Уилли снова пожала плечами:

– Без понятия. Конечно, нас вызывали на допросы. С миру по нитке… Но слушали они нас? Было им вообще хоть какое-то дело до наших показаний? Поймите, заключенные – не люди. Мы для них животные, блеяние которых никому не интересно. Конечно, дело замяли. Охранников похоронили, их вдовам назначили пособие, к нам прислали новых надзирателей. Прямо райская жизнь началась.

– А суперинтендант?

– Имеете в виду босса? Мы его в глаза не видели. Вот суперинтендант Бейонсе – другое дело. Эта делает вид, что любит нас, иногда даже совершает обходы по камерам. Но босс Уоллес? Черта с два.

Суперинтендант МакКиннон, известная также как Бейонсе, работала в Массачусетском исправительном центре только последние десять лет, то есть события рассказа Кристи имели место в правление ее предшественника. По крайней мере, это объясняло неосведомленность суперинтенданта МакКиннон в грязных подробностях тех дел.

– Вы разговаривали с Шаной? – спросил Фил.

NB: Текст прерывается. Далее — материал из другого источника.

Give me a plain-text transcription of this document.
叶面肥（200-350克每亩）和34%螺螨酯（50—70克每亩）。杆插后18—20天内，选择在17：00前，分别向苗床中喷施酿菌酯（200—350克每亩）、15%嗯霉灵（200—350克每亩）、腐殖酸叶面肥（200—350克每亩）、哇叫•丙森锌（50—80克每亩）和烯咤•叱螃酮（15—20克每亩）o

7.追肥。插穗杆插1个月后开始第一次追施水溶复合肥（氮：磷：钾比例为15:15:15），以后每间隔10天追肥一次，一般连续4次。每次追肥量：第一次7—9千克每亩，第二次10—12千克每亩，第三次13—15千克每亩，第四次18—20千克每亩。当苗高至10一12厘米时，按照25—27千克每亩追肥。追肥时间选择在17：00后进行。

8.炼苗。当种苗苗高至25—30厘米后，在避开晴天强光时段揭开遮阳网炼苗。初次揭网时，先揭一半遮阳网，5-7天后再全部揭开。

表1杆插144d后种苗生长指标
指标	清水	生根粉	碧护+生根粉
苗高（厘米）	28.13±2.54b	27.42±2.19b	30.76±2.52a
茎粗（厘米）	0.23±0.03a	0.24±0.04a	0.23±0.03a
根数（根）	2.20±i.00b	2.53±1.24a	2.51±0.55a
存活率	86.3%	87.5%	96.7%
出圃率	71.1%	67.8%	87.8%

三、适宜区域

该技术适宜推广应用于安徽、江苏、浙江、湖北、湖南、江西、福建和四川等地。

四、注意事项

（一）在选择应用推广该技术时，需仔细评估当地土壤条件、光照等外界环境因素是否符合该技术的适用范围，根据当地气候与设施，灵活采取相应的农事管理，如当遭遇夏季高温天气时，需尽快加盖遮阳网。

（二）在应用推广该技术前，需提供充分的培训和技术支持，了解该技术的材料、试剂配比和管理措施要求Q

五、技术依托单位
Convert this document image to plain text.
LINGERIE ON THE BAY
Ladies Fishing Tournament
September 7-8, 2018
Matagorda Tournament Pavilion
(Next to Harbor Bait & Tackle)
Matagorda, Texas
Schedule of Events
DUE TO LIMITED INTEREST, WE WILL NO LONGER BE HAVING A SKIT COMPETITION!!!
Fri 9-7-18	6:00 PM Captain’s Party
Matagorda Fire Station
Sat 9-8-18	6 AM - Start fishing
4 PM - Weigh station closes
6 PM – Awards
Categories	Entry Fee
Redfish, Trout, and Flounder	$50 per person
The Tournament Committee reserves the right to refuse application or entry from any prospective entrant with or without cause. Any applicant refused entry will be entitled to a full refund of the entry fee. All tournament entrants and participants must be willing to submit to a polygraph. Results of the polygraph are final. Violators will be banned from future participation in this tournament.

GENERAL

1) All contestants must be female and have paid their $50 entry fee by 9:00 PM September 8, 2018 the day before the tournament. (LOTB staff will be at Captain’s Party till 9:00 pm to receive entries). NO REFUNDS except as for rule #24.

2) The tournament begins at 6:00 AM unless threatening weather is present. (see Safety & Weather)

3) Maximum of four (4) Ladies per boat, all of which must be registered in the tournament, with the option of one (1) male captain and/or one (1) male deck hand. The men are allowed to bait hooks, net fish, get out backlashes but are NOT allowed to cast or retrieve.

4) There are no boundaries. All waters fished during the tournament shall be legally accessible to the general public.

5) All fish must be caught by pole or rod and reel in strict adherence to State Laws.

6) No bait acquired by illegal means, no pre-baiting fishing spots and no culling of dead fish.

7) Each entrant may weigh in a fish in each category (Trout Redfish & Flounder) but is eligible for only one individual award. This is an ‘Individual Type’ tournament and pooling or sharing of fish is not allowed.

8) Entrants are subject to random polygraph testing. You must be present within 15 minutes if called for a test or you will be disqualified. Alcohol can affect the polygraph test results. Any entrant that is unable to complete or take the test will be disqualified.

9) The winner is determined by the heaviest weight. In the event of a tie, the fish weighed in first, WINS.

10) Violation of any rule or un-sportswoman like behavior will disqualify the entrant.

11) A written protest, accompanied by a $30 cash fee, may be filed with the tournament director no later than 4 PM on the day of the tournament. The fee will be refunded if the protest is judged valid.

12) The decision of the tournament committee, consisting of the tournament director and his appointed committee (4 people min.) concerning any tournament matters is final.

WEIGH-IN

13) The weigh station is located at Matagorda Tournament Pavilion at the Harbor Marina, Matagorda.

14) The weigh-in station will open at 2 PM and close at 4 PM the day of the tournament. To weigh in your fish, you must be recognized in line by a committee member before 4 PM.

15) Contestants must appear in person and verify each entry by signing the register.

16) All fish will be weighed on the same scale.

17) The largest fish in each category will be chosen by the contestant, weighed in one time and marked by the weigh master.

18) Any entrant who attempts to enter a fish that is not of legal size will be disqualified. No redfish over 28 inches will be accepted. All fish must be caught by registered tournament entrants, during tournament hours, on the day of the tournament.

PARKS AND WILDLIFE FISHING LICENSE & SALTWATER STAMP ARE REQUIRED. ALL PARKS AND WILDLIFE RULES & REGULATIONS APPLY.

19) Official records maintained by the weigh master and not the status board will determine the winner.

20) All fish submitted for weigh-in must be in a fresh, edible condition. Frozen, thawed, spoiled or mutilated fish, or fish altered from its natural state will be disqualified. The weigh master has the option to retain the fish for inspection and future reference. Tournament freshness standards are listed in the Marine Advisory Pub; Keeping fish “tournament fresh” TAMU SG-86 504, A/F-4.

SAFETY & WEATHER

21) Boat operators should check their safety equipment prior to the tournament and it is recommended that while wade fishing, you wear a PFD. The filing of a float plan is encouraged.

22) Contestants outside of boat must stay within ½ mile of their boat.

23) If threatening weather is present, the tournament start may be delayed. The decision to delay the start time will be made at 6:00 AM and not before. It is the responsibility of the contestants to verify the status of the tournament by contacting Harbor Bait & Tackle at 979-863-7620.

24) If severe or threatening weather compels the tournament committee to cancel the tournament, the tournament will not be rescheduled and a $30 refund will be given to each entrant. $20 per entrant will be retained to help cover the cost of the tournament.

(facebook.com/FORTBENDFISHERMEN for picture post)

– С тех пор мы больше не виделись. Меня выпустили из одиночки, пока Шана все еще была в больнице.

– А охранники, – заговорила Аделин, – Ричи, Фрэнки, Говард – они точно не пытались ее изнасиловать? Вы в этом уверены?

– Да.

– Зачем же она тогда вмешалась, как думаете? – спросила доктор Глен.

– Ради Аделин, – просто ответила Кристи. Она с неподдельным любопытством смотрела на доктора: – Вы ведь и есть Аделин, верно?

Доктор Глен кивнула.

– Вы ее сестра?

Она снова кивнула.

– Только вы никогда в тюрьме не сидели. Вы слишком хорошо выглядите.

Доктор Глен в ответ слегка улыбнулась.